Özetin özeti de olsa tasavvûfî derin bilgilerle yüklü bir GİRİŞ yapmadan mes’eleye başlayabilmem ve bildiklerimi okuyucularımın mantık silsilesine aktarabilmem, bu konuda mümkün değildir. Daha sâde bir yazı yazabilmek isterdim fakat böyle bir yazı, doğal taşların tedâvî edici etkisinin ilâhî sebebeblerini anlama noktasında pek inandırıcı olmazdı… Yine de çok derin irfânî ve tasavvûfî mes’eleleri özetlemeye çalıştım ve mümkün olduğu kadar kolaylaştırdım…Elinde aklî mukâyese terâzisinden başka ölçüsü olmayanlara şifâlı taşların etkinliğinin gerçekliğinin İlâhî sebeblerini anlatabilmem için bu mevzûdaki bütün bağıntıları özetle ortaya koymamız zorunluydu…
En âlâ ve lâtîf (ince, soyut, az yoğun) ve mutlak (sınırsız, bağımsız, ve herşeyi muhit) varlık mertebesi olan Hakk Teâlâ hazretlerinin Zât’ı mertebesinden,, en ednâ ve suflî varlık mertebesini işgâl eden toprak ve ma’denler mertebesine kadar,, varlık mertebeleri arasında sayısız bağıntılar birlik ve bütünlükler vardır…

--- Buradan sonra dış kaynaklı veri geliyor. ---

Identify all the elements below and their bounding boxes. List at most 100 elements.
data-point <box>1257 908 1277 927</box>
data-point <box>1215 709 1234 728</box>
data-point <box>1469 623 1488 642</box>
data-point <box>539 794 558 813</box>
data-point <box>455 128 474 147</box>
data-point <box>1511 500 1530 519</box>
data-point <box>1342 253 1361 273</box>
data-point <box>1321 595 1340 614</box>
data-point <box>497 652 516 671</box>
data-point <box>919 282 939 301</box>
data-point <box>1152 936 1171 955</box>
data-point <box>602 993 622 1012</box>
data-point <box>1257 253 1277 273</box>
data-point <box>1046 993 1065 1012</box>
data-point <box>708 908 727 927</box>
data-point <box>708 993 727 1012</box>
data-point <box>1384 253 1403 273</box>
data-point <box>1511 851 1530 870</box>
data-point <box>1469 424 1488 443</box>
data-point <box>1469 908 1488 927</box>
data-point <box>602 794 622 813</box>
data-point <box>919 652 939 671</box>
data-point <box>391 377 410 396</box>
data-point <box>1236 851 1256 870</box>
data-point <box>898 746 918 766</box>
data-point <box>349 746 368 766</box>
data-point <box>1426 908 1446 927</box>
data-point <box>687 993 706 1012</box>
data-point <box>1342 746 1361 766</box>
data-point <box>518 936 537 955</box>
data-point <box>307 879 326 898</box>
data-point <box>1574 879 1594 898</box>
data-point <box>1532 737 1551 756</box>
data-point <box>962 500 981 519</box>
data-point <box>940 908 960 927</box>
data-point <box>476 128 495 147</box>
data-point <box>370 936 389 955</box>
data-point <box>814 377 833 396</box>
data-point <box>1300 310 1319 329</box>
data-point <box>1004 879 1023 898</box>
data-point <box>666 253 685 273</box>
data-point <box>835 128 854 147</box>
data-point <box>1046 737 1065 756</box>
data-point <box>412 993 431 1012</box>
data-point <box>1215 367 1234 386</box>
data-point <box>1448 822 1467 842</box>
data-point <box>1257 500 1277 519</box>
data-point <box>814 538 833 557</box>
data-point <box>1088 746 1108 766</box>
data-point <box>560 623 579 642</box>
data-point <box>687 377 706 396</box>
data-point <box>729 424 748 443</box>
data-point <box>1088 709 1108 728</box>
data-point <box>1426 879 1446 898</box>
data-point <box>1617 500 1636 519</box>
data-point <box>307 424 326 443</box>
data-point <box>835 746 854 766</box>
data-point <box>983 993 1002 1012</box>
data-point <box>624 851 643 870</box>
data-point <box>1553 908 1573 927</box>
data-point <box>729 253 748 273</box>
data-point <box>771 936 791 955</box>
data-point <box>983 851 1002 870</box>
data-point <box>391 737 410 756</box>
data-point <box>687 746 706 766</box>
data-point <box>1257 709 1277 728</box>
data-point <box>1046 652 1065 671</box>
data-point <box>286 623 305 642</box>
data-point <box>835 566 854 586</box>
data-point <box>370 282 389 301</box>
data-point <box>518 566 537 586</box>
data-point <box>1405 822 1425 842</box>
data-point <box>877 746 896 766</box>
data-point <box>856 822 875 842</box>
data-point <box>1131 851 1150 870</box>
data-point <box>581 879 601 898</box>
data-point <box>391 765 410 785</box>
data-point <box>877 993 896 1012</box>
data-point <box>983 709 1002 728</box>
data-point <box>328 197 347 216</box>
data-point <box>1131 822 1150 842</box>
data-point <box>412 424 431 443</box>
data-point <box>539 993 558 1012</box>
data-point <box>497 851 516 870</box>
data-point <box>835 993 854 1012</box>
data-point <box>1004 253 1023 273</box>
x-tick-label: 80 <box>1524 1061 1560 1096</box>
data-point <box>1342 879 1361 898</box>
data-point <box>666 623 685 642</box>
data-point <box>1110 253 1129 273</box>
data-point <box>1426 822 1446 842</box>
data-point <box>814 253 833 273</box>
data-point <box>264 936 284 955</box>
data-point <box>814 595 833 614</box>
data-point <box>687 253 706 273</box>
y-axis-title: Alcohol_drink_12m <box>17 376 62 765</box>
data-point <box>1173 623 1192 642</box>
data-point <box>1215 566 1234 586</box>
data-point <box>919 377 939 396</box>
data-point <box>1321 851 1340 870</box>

Şifâlı Taşlar konusunu anlatabilmek için aslında şifâlı taşlar konusundan çok daha önemli tasavvûfî hakikatleri, bir giriş olarak ve özetle de olsa mecbûren ifşâ ederek mevzûya başlıyorum…
Eşyâyı Kâinât,, insânın çiftidir, kardeşidir, nüshâsıdır (kopyasıdır), tafsîlâtıdır (açılımıdır). EŞYÂYI KÂİNÂTTA NE VÂRSA, HEPSİ İNSÂNDA DA VÂRDIR. Fakat insânda olan Rûh ve sırr ve emânet,, eşyâyı Kâinâtta veyâ insânsız Kâinâtta yoktur… Ya’nî İnsân,, mazhâr olduğu rûh sebebiyle Kâinâttan bir derece ayrıcalıklı ve üstündür. Dikkat Edin; Kâinâtta olan bütün her şey insânda mevcûd olmasaydı ve ayrıcalıklı olarak Hakk’tan bir nefhâ olan rûha mazhar olmasaydı böyle bir üstünlük de olmazdı… Bir vârlık, tâmm olarak kuşatamadığı ve içermediği bir varlıktan üstün olamaz… Hakk Teâlâ dahî bütün Kâinâtları ve bütün insânları ihâtâ edici ve içerici bir varlığın sâhibi olmasaydı, Rabb ve ilah olmazdı…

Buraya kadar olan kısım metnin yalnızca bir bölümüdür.